Truth rather than propaganda; several babies died, the first suspect was their baby formula. Abbot voluntarily recalled formula, but investigation could find no link of the pathogen to the formula. This should have cleared the plant to reopen.
Another pathogen, different from the one assumed to have caused the babies’ death was found in a non-product area of the plant (i.e in one of the offices). The FDA used this as an excuse to continue to shutter the plant until the formula shortage and public outrage cause enough pressure to force them to allow the plant to reopen.
The regulatory bureaucracy has virtually unlimited power over food producing plants.
I’m sure they following up with a full DOJ investigation will encourage others to open and operate formula plants in the United States.
That’s how I remember it too.
If there’s a fire, and you call in the arson squad, they’re going to find signs of arson. That’s their job
Same thing here.
“the DOJ is launching a criminal investigation into the Michigan plant at center of crisis.”
Screw that. They need to be launching a criminal investigation into the FDA unit that shut down that Michigan plant.
Jill Biden is hoarding the stuff to give to her suckling infant husband, lying Joe Zero. After his SOTU speech, his diapers are still on fire…
An excess of Mexican babies leads to a shortage of baby products.
We’ve pretty much emptied Mexico.
We’re working on South America and the Caribbean now.
And after that, I’m sure the Muslim world.
Europeans and Australians need not apply.
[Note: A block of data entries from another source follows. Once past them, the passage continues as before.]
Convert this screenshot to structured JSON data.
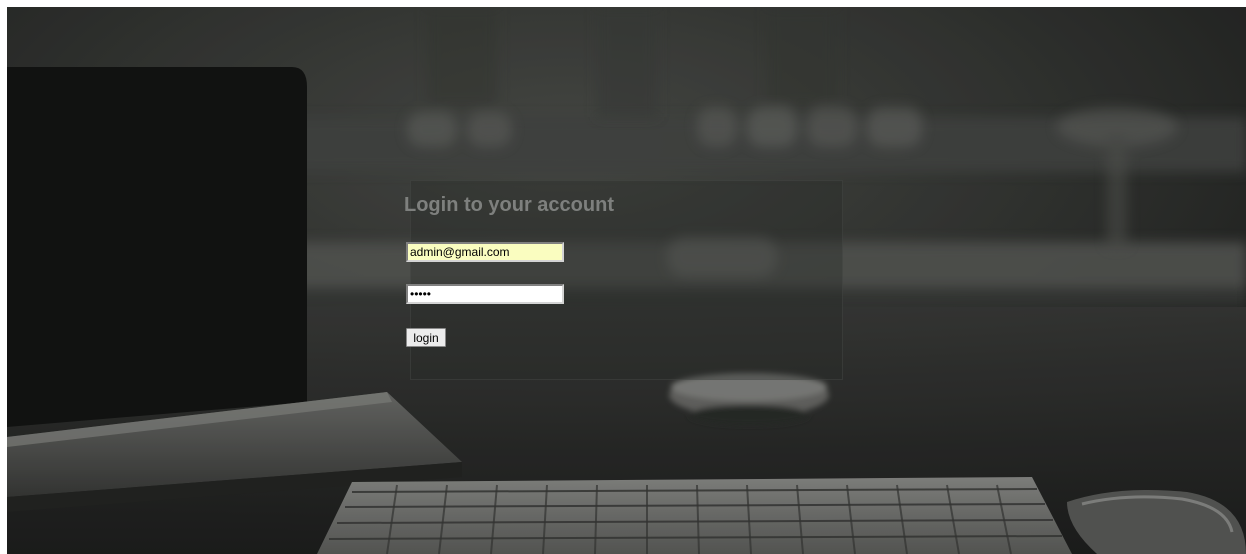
{
  "login": {
    "title": "Login to your account",
    "email_value": "admin@gmail.com",
    "password_value": "•••••",
    "button_label": "login"
  },
  "colors": {
    "email_autofill_bg": "#fafdc0",
    "title_text": "#7e807e",
    "background_dark": "#2b2c2a"
  },
  "background": {
    "icons": [
      "laptop-icon",
      "keyboard-icon",
      "mouse-icon",
      "bowl-icon",
      "glass-icon",
      "bottles-icon"
    ]
  }
}
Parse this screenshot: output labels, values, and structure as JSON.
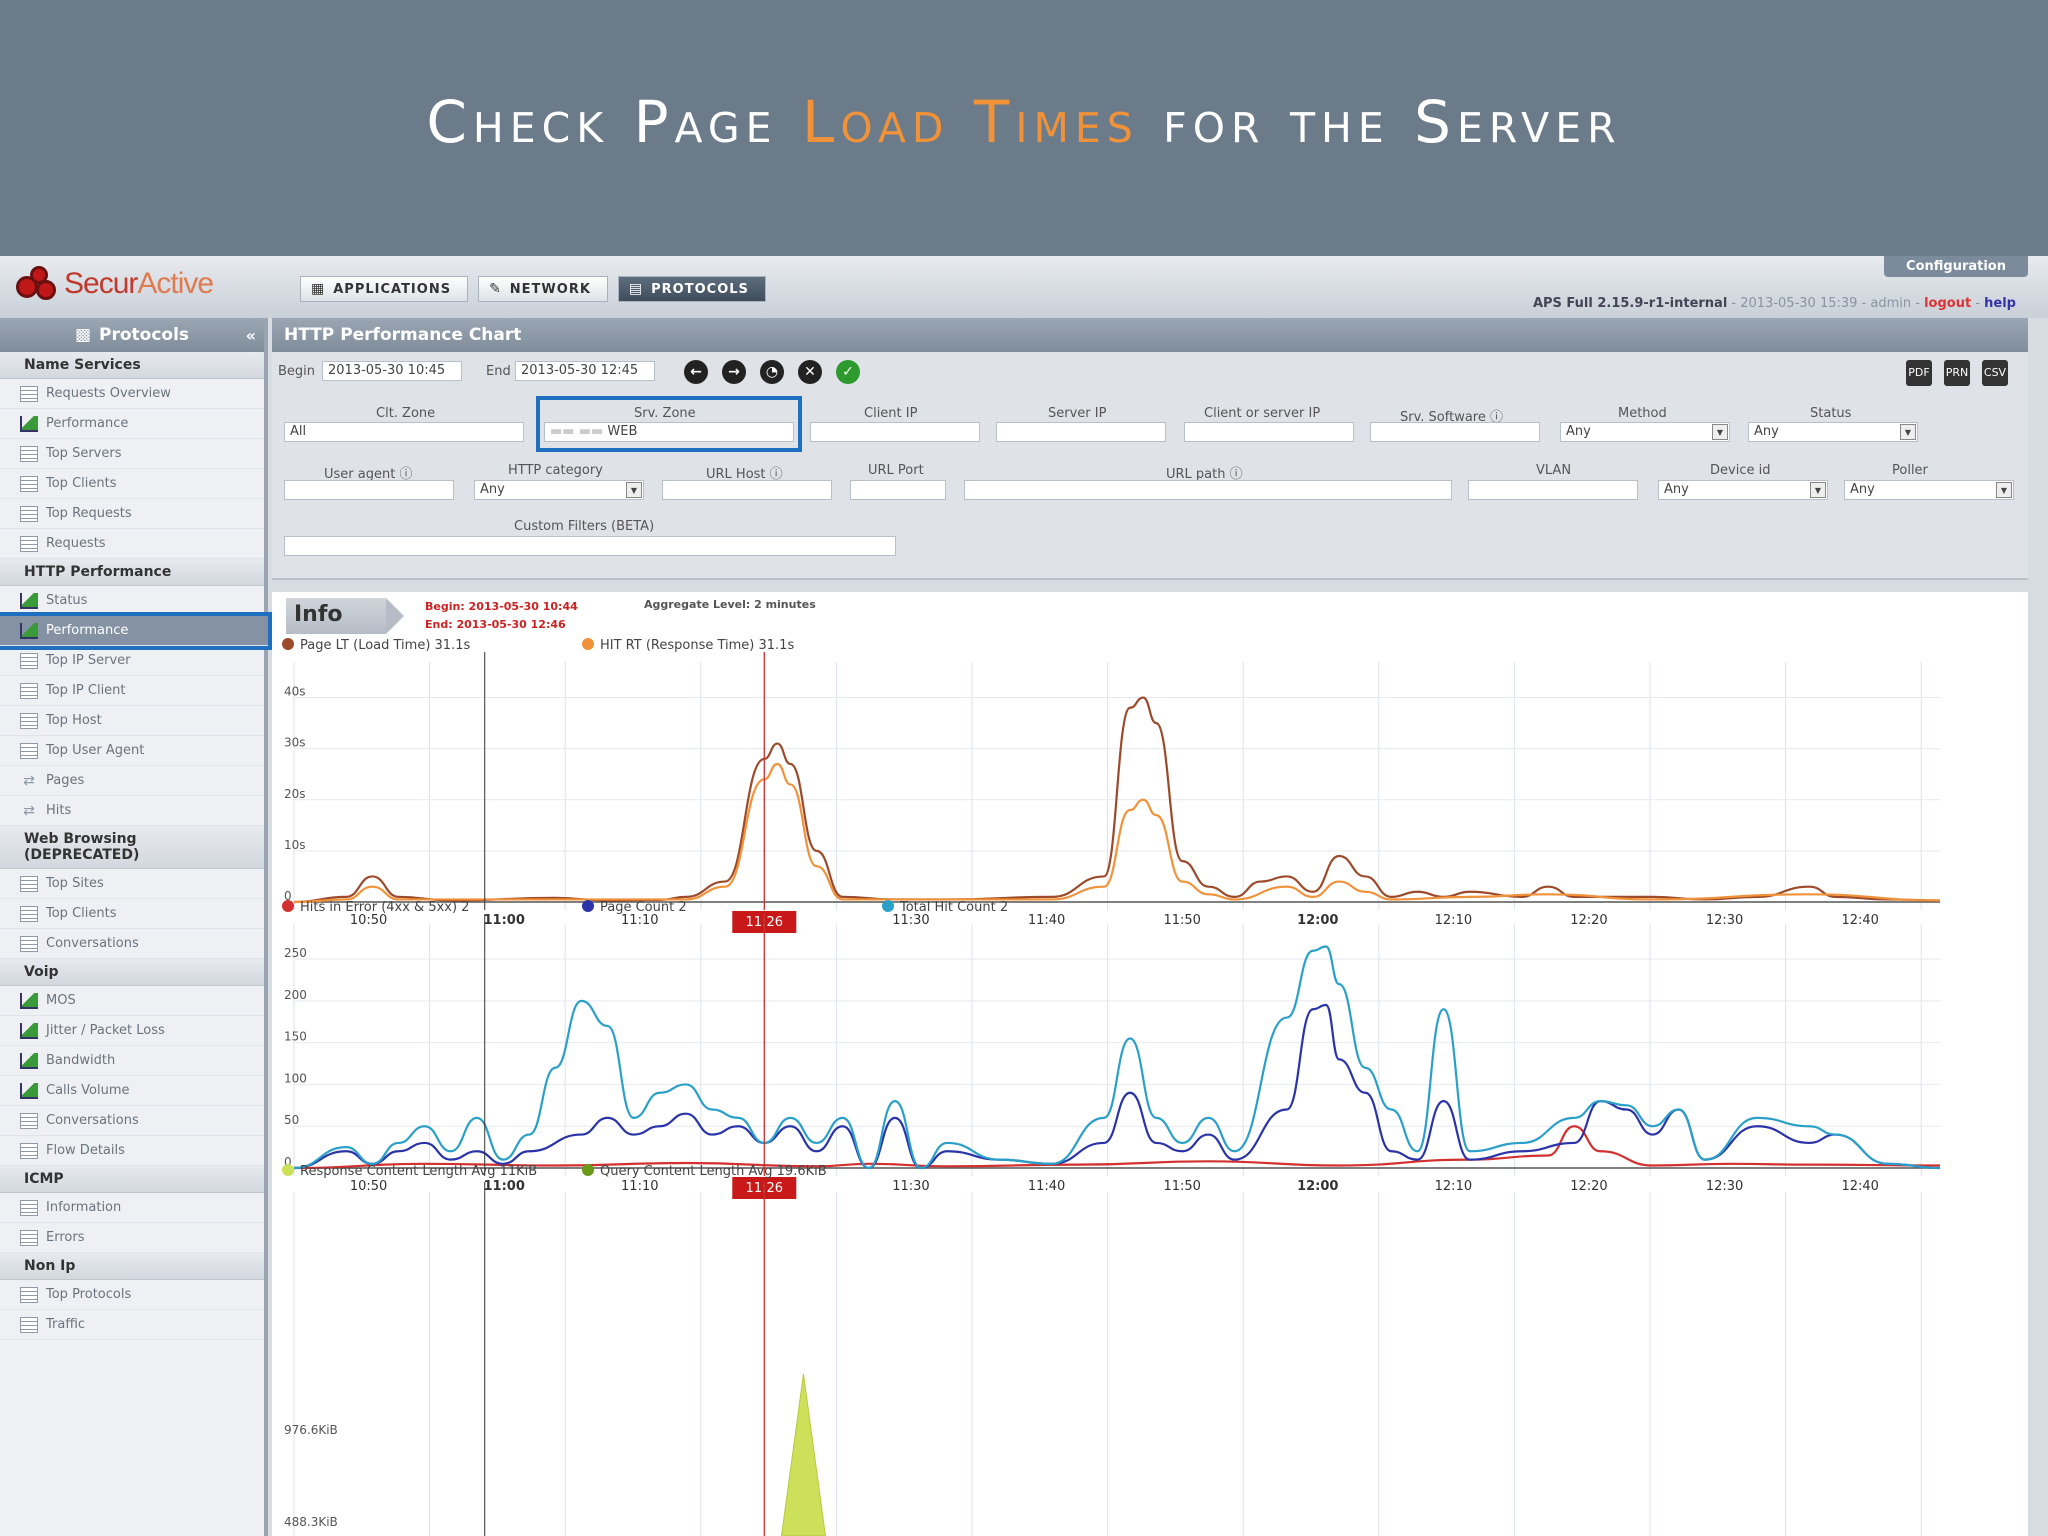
{
  "banner": {
    "title_a": "Check Page ",
    "title_hl": "Load Times",
    "title_b": " for the Server"
  },
  "header": {
    "logo_a": "Secur",
    "logo_b": "Active",
    "tabs": [
      {
        "label": "APPLICATIONS"
      },
      {
        "label": "NETWORK"
      },
      {
        "label": "PROTOCOLS"
      }
    ],
    "config_label": "Configuration",
    "version": "APS Full 2.15.9-r1-internal",
    "datetime": "2013-05-30 15:39",
    "user": "admin",
    "logout": "logout",
    "help": "help",
    "sep": " - "
  },
  "sidebar": {
    "title": "Protocols",
    "sections": [
      {
        "title": "Name Services",
        "items": [
          {
            "label": "Requests Overview",
            "icon": "table-icon"
          },
          {
            "label": "Performance",
            "icon": "chart-icon"
          },
          {
            "label": "Top Servers",
            "icon": "table-icon"
          },
          {
            "label": "Top Clients",
            "icon": "table-icon"
          },
          {
            "label": "Top Requests",
            "icon": "table-icon"
          },
          {
            "label": "Requests",
            "icon": "grid-icon"
          }
        ]
      },
      {
        "title": "HTTP Performance",
        "items": [
          {
            "label": "Status",
            "icon": "chart-icon"
          },
          {
            "label": "Performance",
            "icon": "chart-icon",
            "selected": true
          },
          {
            "label": "Top IP Server",
            "icon": "table-icon"
          },
          {
            "label": "Top IP Client",
            "icon": "table-icon"
          },
          {
            "label": "Top Host",
            "icon": "table-icon"
          },
          {
            "label": "Top User Agent",
            "icon": "table-icon"
          },
          {
            "label": "Pages",
            "icon": "arrows-icon"
          },
          {
            "label": "Hits",
            "icon": "arrows-icon"
          }
        ]
      },
      {
        "title": "Web Browsing (DEPRECATED)",
        "items": [
          {
            "label": "Top Sites",
            "icon": "table-icon"
          },
          {
            "label": "Top Clients",
            "icon": "table-icon"
          },
          {
            "label": "Conversations",
            "icon": "grid-icon"
          }
        ]
      },
      {
        "title": "Voip",
        "items": [
          {
            "label": "MOS",
            "icon": "chart-icon"
          },
          {
            "label": "Jitter / Packet Loss",
            "icon": "chart-icon"
          },
          {
            "label": "Bandwidth",
            "icon": "chart-icon"
          },
          {
            "label": "Calls Volume",
            "icon": "chart-icon"
          },
          {
            "label": "Conversations",
            "icon": "grid-icon"
          },
          {
            "label": "Flow Details",
            "icon": "grid-icon"
          }
        ]
      },
      {
        "title": "ICMP",
        "items": [
          {
            "label": "Information",
            "icon": "grid-icon"
          },
          {
            "label": "Errors",
            "icon": "grid-icon"
          }
        ]
      },
      {
        "title": "Non Ip",
        "items": [
          {
            "label": "Top Protocols",
            "icon": "table-icon"
          },
          {
            "label": "Traffic",
            "icon": "grid-icon"
          }
        ]
      }
    ]
  },
  "main": {
    "title": "HTTP Performance Chart",
    "begin_label": "Begin",
    "begin_value": "2013-05-30 10:45",
    "end_label": "End",
    "end_value": "2013-05-30 12:45",
    "filters": {
      "clt_zone_label": "Clt. Zone",
      "clt_zone_value": "All",
      "srv_zone_label": "Srv. Zone",
      "srv_zone_value": "WEB",
      "client_ip_label": "Client IP",
      "server_ip_label": "Server IP",
      "client_or_server_ip_label": "Client or server IP",
      "srv_software_label": "Srv. Software",
      "method_label": "Method",
      "method_value": "Any",
      "status_label": "Status",
      "status_value": "Any",
      "user_agent_label": "User agent",
      "http_category_label": "HTTP category",
      "http_category_value": "Any",
      "url_host_label": "URL Host",
      "url_port_label": "URL Port",
      "url_path_label": "URL path",
      "vlan_label": "VLAN",
      "device_id_label": "Device id",
      "device_id_value": "Any",
      "poller_label": "Poller",
      "poller_value": "Any",
      "custom_label": "Custom Filters (BETA)"
    },
    "export": [
      "PDF",
      "PRN",
      "CSV"
    ]
  },
  "chart_info": {
    "info_label": "Info",
    "begin": "Begin: 2013-05-30 10:44",
    "end": "End: 2013-05-30 12:46",
    "aggregate": "Aggregate Level: 2 minutes",
    "cursor_label": "11:26"
  },
  "chart_data": [
    {
      "type": "line",
      "x": [
        "10:50",
        "11:00",
        "11:10",
        "11:20",
        "11:30",
        "11:40",
        "11:50",
        "12:00",
        "12:10",
        "12:20",
        "12:30",
        "12:40"
      ],
      "ylim": [
        0,
        45
      ],
      "yticks": [
        "0",
        "10s",
        "20s",
        "30s",
        "40s"
      ],
      "series": [
        {
          "name": "Page LT (Load Time)",
          "summary": "31.1s",
          "color": "#9c4a2a",
          "points": [
            [
              0,
              0
            ],
            [
              4,
              1
            ],
            [
              6,
              5
            ],
            [
              8,
              1
            ],
            [
              12,
              0.3
            ],
            [
              20,
              0.8
            ],
            [
              24,
              0.3
            ],
            [
              28,
              0.4
            ],
            [
              30,
              1
            ],
            [
              33,
              4
            ],
            [
              36,
              28
            ],
            [
              37,
              31
            ],
            [
              38,
              27
            ],
            [
              40,
              10
            ],
            [
              42,
              1
            ],
            [
              46,
              0.5
            ],
            [
              50,
              0.5
            ],
            [
              58,
              1
            ],
            [
              62,
              5
            ],
            [
              64,
              38
            ],
            [
              65,
              40
            ],
            [
              66,
              35
            ],
            [
              68,
              8
            ],
            [
              70,
              3
            ],
            [
              72,
              1
            ],
            [
              74,
              4
            ],
            [
              76,
              5
            ],
            [
              78,
              2
            ],
            [
              80,
              9
            ],
            [
              82,
              5
            ],
            [
              84,
              1
            ],
            [
              86,
              2
            ],
            [
              88,
              1
            ],
            [
              90,
              2
            ],
            [
              94,
              1
            ],
            [
              96,
              3
            ],
            [
              98,
              1
            ],
            [
              104,
              1
            ],
            [
              108,
              0.5
            ],
            [
              112,
              1
            ],
            [
              116,
              3
            ],
            [
              118,
              1
            ],
            [
              122,
              0.5
            ],
            [
              126,
              0.3
            ]
          ]
        },
        {
          "name": "HIT RT (Response Time)",
          "summary": "31.1s",
          "color": "#f0923a",
          "points": [
            [
              0,
              0
            ],
            [
              4,
              0.5
            ],
            [
              6,
              3
            ],
            [
              8,
              0.5
            ],
            [
              20,
              0.5
            ],
            [
              30,
              0.5
            ],
            [
              33,
              3
            ],
            [
              36,
              24
            ],
            [
              37,
              27
            ],
            [
              38,
              23
            ],
            [
              40,
              7
            ],
            [
              42,
              0.5
            ],
            [
              58,
              0.5
            ],
            [
              62,
              3
            ],
            [
              64,
              18
            ],
            [
              65,
              20
            ],
            [
              66,
              17
            ],
            [
              68,
              4
            ],
            [
              70,
              1.5
            ],
            [
              72,
              0.5
            ],
            [
              76,
              3
            ],
            [
              78,
              1
            ],
            [
              80,
              4
            ],
            [
              82,
              2
            ],
            [
              84,
              0.5
            ],
            [
              90,
              1
            ],
            [
              96,
              1.5
            ],
            [
              104,
              0.5
            ],
            [
              116,
              1.5
            ],
            [
              126,
              0.3
            ]
          ]
        }
      ]
    },
    {
      "type": "line",
      "x": [
        "10:50",
        "11:00",
        "11:10",
        "11:20",
        "11:30",
        "11:40",
        "11:50",
        "12:00",
        "12:10",
        "12:20",
        "12:30",
        "12:40"
      ],
      "ylim": [
        0,
        280
      ],
      "yticks": [
        "0",
        "50",
        "100",
        "150",
        "200",
        "250"
      ],
      "series": [
        {
          "name": "Hits in Error (4xx & 5xx)",
          "summary": "2",
          "color": "#d33030",
          "points": [
            [
              0,
              0
            ],
            [
              10,
              5
            ],
            [
              20,
              3
            ],
            [
              30,
              6
            ],
            [
              40,
              2
            ],
            [
              44,
              5
            ],
            [
              50,
              2
            ],
            [
              60,
              4
            ],
            [
              70,
              8
            ],
            [
              80,
              3
            ],
            [
              90,
              10
            ],
            [
              96,
              15
            ],
            [
              98,
              50
            ],
            [
              100,
              20
            ],
            [
              104,
              3
            ],
            [
              110,
              5
            ],
            [
              116,
              4
            ],
            [
              126,
              3
            ]
          ]
        },
        {
          "name": "Page Count",
          "summary": "2",
          "color": "#2a34a8",
          "points": [
            [
              0,
              0
            ],
            [
              4,
              20
            ],
            [
              6,
              5
            ],
            [
              8,
              20
            ],
            [
              10,
              30
            ],
            [
              12,
              10
            ],
            [
              14,
              20
            ],
            [
              16,
              5
            ],
            [
              18,
              20
            ],
            [
              22,
              40
            ],
            [
              24,
              60
            ],
            [
              26,
              40
            ],
            [
              28,
              50
            ],
            [
              30,
              65
            ],
            [
              32,
              40
            ],
            [
              34,
              50
            ],
            [
              36,
              30
            ],
            [
              38,
              50
            ],
            [
              40,
              20
            ],
            [
              42,
              50
            ],
            [
              44,
              0
            ],
            [
              46,
              60
            ],
            [
              48,
              0
            ],
            [
              50,
              20
            ],
            [
              54,
              10
            ],
            [
              58,
              5
            ],
            [
              62,
              30
            ],
            [
              64,
              90
            ],
            [
              66,
              30
            ],
            [
              68,
              20
            ],
            [
              70,
              40
            ],
            [
              72,
              10
            ],
            [
              76,
              70
            ],
            [
              78,
              190
            ],
            [
              79,
              195
            ],
            [
              80,
              130
            ],
            [
              82,
              90
            ],
            [
              84,
              20
            ],
            [
              86,
              10
            ],
            [
              88,
              80
            ],
            [
              90,
              10
            ],
            [
              94,
              20
            ],
            [
              98,
              30
            ],
            [
              100,
              80
            ],
            [
              102,
              70
            ],
            [
              104,
              40
            ],
            [
              106,
              70
            ],
            [
              108,
              10
            ],
            [
              112,
              50
            ],
            [
              116,
              30
            ],
            [
              118,
              40
            ],
            [
              122,
              5
            ],
            [
              126,
              0
            ]
          ]
        },
        {
          "name": "Total Hit Count",
          "summary": "2",
          "color": "#2aa0c8",
          "points": [
            [
              0,
              0
            ],
            [
              4,
              25
            ],
            [
              6,
              5
            ],
            [
              8,
              30
            ],
            [
              10,
              50
            ],
            [
              12,
              20
            ],
            [
              14,
              60
            ],
            [
              16,
              10
            ],
            [
              18,
              40
            ],
            [
              20,
              120
            ],
            [
              22,
              200
            ],
            [
              24,
              170
            ],
            [
              26,
              60
            ],
            [
              28,
              90
            ],
            [
              30,
              100
            ],
            [
              32,
              70
            ],
            [
              34,
              60
            ],
            [
              36,
              30
            ],
            [
              38,
              60
            ],
            [
              40,
              30
            ],
            [
              42,
              60
            ],
            [
              44,
              0
            ],
            [
              46,
              80
            ],
            [
              48,
              0
            ],
            [
              50,
              30
            ],
            [
              54,
              10
            ],
            [
              58,
              5
            ],
            [
              62,
              60
            ],
            [
              64,
              155
            ],
            [
              66,
              60
            ],
            [
              68,
              30
            ],
            [
              70,
              60
            ],
            [
              72,
              20
            ],
            [
              76,
              180
            ],
            [
              78,
              260
            ],
            [
              79,
              265
            ],
            [
              80,
              220
            ],
            [
              82,
              120
            ],
            [
              84,
              70
            ],
            [
              86,
              20
            ],
            [
              88,
              190
            ],
            [
              90,
              20
            ],
            [
              94,
              30
            ],
            [
              98,
              60
            ],
            [
              100,
              80
            ],
            [
              102,
              75
            ],
            [
              104,
              50
            ],
            [
              106,
              70
            ],
            [
              108,
              10
            ],
            [
              112,
              60
            ],
            [
              116,
              50
            ],
            [
              118,
              40
            ],
            [
              122,
              5
            ],
            [
              126,
              0
            ]
          ]
        }
      ]
    },
    {
      "type": "area",
      "ylim": [
        0,
        1200
      ],
      "yticks": [
        "976.6KiB",
        "488.3KiB"
      ],
      "series": [
        {
          "name": "Response Content Length Avg",
          "summary": "11KiB",
          "color": "#cde05a"
        },
        {
          "name": "Query Content Length Avg",
          "summary": "19.6KiB",
          "color": "#6a9a1a"
        }
      ]
    }
  ]
}
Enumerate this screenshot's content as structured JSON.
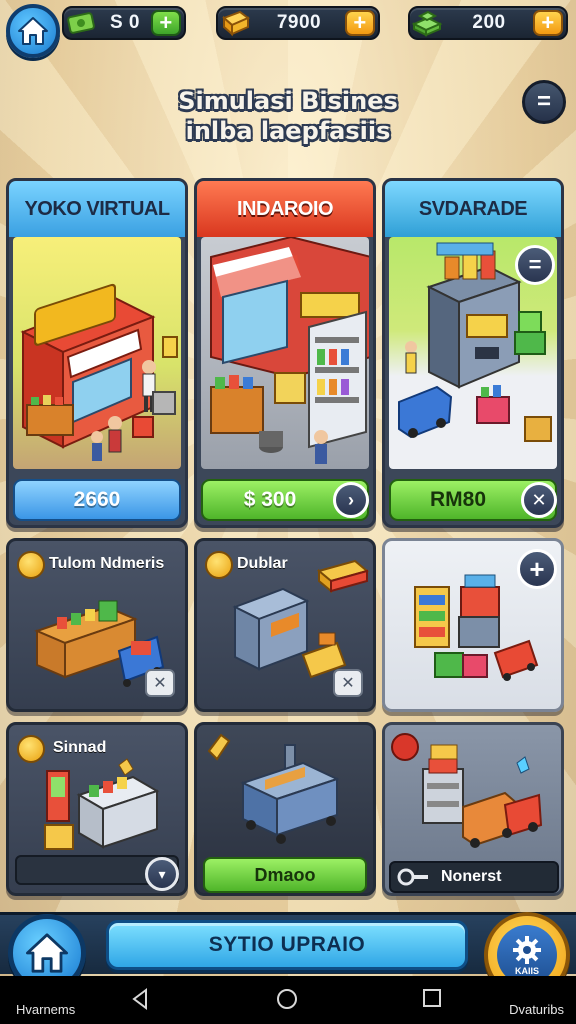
{
  "resources": [
    {
      "name": "cash",
      "value": "S 0",
      "plus": "+"
    },
    {
      "name": "gold",
      "value": "7900",
      "plus": "+"
    },
    {
      "name": "gems",
      "value": "200",
      "plus": "+"
    }
  ],
  "title": {
    "line1": "Simulasi Bisines",
    "line2": "inlba laepfasiis"
  },
  "menu_button": "=",
  "businesses": [
    {
      "name": "YOKO VIRTUAL",
      "sign": "",
      "price": "2660",
      "action": ""
    },
    {
      "name": "INDAROIO",
      "sign": "",
      "price": "$ 300",
      "action": "›"
    },
    {
      "name": "SVDARADE",
      "sign": "",
      "price": "RM80",
      "action": "✕"
    }
  ],
  "tiles": [
    {
      "label": "Tulom Ndmeris",
      "tool": "✕"
    },
    {
      "label": "Dublar",
      "tool": "✕"
    },
    {
      "label": "",
      "tool": "+"
    },
    {
      "label": "Sinnad",
      "tool": "▾"
    },
    {
      "label": "",
      "button": "Dmaoo"
    },
    {
      "label": "Nonerst",
      "tool": ""
    }
  ],
  "bottom": {
    "upgrade_label": "SYTIO UPRAIO",
    "gear_label": "KAIIS",
    "home_label": "Hvarnems",
    "right_label": "Dvaturibs"
  },
  "colors": {
    "blue_header": "#4fb8ee",
    "red_header": "#e24a2e",
    "teal_header": "#3aa9d6",
    "price_blue": "#3b9fe8",
    "price_green": "#6fcf3a"
  }
}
Well, yeah look at the previous LI story about the hospital in Yuma that is so overwhelmed with illegals they are about to close the hospital. And the main type of patients they are dealing with is pregnant mothers. Now multiply that by 10,000.
This looks like something intended to distract from FDA incompetence rather than one intended to find and correct wrongdoing. “Is launching” implies they have no evidence of wrongdoing yet, which after all this time implies there is no such evidence. Worse, now that they’ve put jail time on the table Abbott’s executives will be as uncooperative as they can be.